Dottoressa Scala, cosa ne pensa? L’educazione all’utilizzo di internet e della tecnologia resta fondamentale. Il Moige e la Polizia di Stato hanno promosso il progetto “Giovani ambasciatori contro il bullismo e il cyberbullismo per un web sicuro”, con l’obiettivo proprio di fornire a ragazzi, genitori e insegnanti tutte le informazioni necessarie per un corretto e responsabile uso della rete. Quanto sono importanti iniziative volte alla sensibilizzazione e informazione in un periodo storico come quello che stiamo vivendo?

“Il rapporto pubblicato da Ocse ha un fondamento, i nostri ragazzi sono eternamente connessi: ascoltano la musica, vedono programmi televisivi e video con i loro cellulari, anche quando sono impegnati nello studio devono verificare se c’è connessione e nel caso arriva un messaggio devono vederlo e rispondere immediatamente, vivono i social in maniera ansiogena, Questo è un atteggiamento sbagliato e noi dobbiamo dare loro delle regole, quando si sta a tavola o quando si studia il telefonino deve essere messo in disparte.
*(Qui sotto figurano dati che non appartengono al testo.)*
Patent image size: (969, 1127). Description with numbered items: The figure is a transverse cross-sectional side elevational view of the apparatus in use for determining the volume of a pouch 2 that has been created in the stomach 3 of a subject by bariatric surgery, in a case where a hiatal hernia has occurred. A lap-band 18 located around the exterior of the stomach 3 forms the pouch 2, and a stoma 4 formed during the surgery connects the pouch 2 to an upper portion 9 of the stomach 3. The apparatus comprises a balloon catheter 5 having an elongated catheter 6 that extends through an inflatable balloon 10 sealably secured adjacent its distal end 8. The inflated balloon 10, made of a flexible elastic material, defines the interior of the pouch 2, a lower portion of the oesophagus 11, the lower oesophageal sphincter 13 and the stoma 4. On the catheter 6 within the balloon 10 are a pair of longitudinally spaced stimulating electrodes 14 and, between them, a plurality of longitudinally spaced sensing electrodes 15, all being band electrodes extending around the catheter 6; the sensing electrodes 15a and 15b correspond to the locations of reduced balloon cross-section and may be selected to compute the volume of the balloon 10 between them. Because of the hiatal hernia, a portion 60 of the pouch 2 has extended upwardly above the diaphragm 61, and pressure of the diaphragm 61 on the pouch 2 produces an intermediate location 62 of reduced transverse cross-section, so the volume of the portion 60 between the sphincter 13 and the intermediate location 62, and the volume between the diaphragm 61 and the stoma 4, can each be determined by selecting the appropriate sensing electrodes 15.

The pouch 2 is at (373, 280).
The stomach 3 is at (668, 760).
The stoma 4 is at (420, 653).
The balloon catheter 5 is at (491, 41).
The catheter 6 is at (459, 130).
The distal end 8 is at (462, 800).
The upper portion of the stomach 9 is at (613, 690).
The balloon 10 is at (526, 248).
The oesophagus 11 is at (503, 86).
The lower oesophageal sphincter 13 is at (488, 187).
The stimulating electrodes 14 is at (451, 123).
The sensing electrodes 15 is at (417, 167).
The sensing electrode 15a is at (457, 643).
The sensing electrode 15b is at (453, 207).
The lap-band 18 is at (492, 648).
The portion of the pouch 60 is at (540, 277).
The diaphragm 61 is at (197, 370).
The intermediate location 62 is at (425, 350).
Dobbiamo coinvolgere i nostri figli in attività sportive, creargli delle situazioni da fare nella vita reale e invitarli ad incontrarsi personalmente non attraverso la rete. Occorre educarli. E proprio per questo motivo che la nostra iniziativa “per un web più sicuro” è ormai diventata un appuntamento annuale. Quest’anno c’è stata una novità che ha avuto un grande successo: abbiamo formato dei ragazzi, “gli ambasciatori”, che a loro volta insegnano ai loro coetanei, questo ha funzionato molto perché i giovani sono più predisposti ad ascoltare i loro coetanei che gli adulti. In questo periodo storico occorre cambiare la mentalità, è prioritaria la prevenzione, non si può arrivare ad affrontare il problema a quando c’è l’emergenza”.